Le Jardin d’Amour, 1981
Original silkscreen by Herbert von Arend, a variation on a drawing made at the Bauhaus in 1932
Banning an artist from making art is as ruthlessly effective as it is cruel. The deliberate waste of human creativity upsets me even more, I think, than the Nazis’ destruction of existing works of art – the sculptures of Ernst Barlach, the paintings of Max Liebermann. At least these works – and the thousands of other artworks confiscated from German museums and burned by the Berlin Fire Brigade – once existed. The act of creation cannot be obliterated by simple destruction of the work.

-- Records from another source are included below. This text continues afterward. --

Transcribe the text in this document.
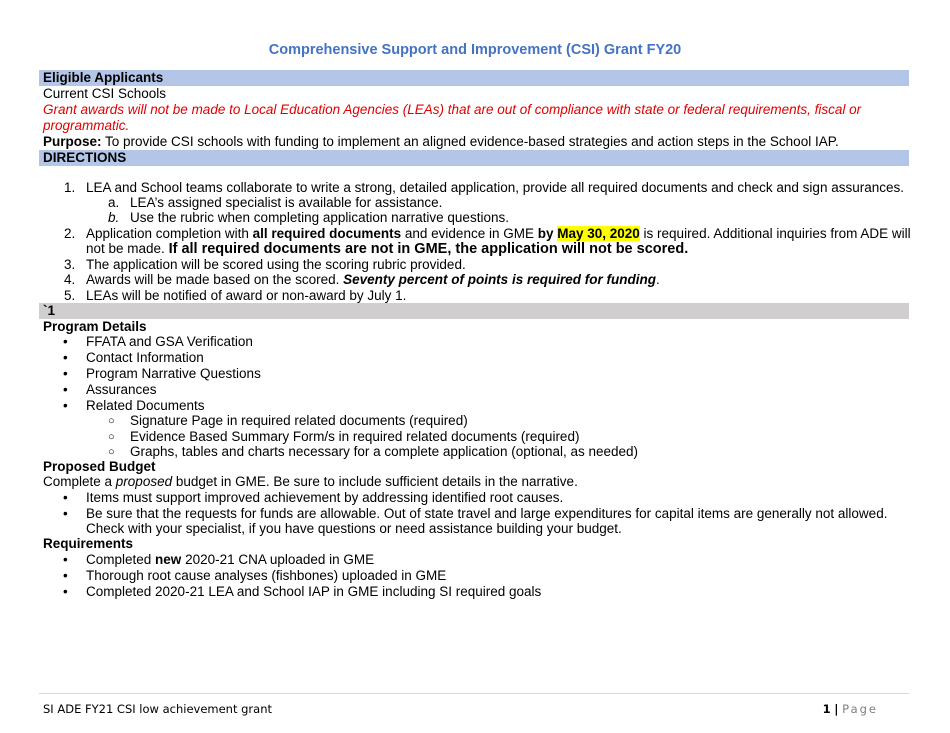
Comprehensive Support and Improvement (CSI) Grant FY20
Eligible Applicants
Current CSI Schools
Grant awards will not be made to Local Education Agencies (LEAs) that are out of compliance with state or federal requirements, fiscal or
programmatic.
Purpose: To provide CSI schools with funding to implement an aligned evidence-based strategies and action steps in the School IAP.
DIRECTIONS
1. LEA and School teams collaborate to write a strong, detailed application, provide all required documents and check and sign assurances.
a. LEA’s assigned specialist is available for assistance.
b. Use the rubric when completing application narrative questions.
2. Application completion with all required documents and evidence in GME by May 30, 2020 is required. Additional inquiries from ADE will
not be made. If all required documents are not in GME, the application will not be scored.
3. The application will be scored using the scoring rubric provided.
4. Awards will be made based on the scored. Seventy percent of points is required for funding.
5. LEAs will be notified of award or non-award by July 1.
`1
Program Details
• FFATA and GSA Verification
• Contact Information
• Program Narrative Questions
• Assurances
• Related Documents
○ Signature Page in required related documents (required)
○ Evidence Based Summary Form/s in required related documents (required)
○ Graphs, tables and charts necessary for a complete application (optional, as needed)
Proposed Budget
Complete a proposed budget in GME. Be sure to include sufficient details in the narrative.
• Items must support improved achievement by addressing identified root causes.
• Be sure that the requests for funds are allowable. Out of state travel and large expenditures for capital items are generally not allowed.
Check with your specialist, if you have questions or need assistance building your budget.
Requirements
• Completed new 2020-21 CNA uploaded in GME
• Thorough root cause analyses (fishbones) uploaded in GME
• Completed 2020-21 LEA and School IAP in GME including SI required goals
SI ADE FY21 CSI low achievement grant	1 | Page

Aus de Walpurgisnacht, 1923
Original woodcut by Ernst Barlach
Of course not all the artistic energy that had been building in Germany was lost. The Bauhaus teachers spread their influence far and wide – in Isokon and the Reiman School in the UK, in the Harvard Graduate School of Design, the New Bauhaus in Chicago, and Black Mountain College in the USA. The work of Bauhaus artists such as Kandinsky, Klee, and Moholy-Nagy may have been mockingly displayed as “degenerate art” by the Nazis, but the artists themselves continued to create and to influence the direction of twentieth-century art.
Woodcut for 10 Origin, 1942
Original woodcut by Wassily Kandinsky
Many lesser-known artists followed a similar trajectory. Boris Herbert Kleint, for instance, who was a pupil of the Bauhaus teacher Johannes Itten, fled Germany for Luxembourg in 1936, only returning to his homeland after the war, becoming a professor at the Staatliche Schule für Kunst und Handwerk, Saarbrücken. In 1952 he published the first edition of his influential teaching manual, Bildlehre, which renewed the Bauhaus vision for a new generation.
Original lithograph by Boris Herbert Kleint
Even if the Nazis liked your work, being an artist in Nazi Germany was hardly safe or comfortable. Hermann Goering liked the powerful machine-age art of Lili Réthi so much he “invited” her to create propaganda images. Réthi fled, seeking refuge, like many artistic émigrés, in the USA.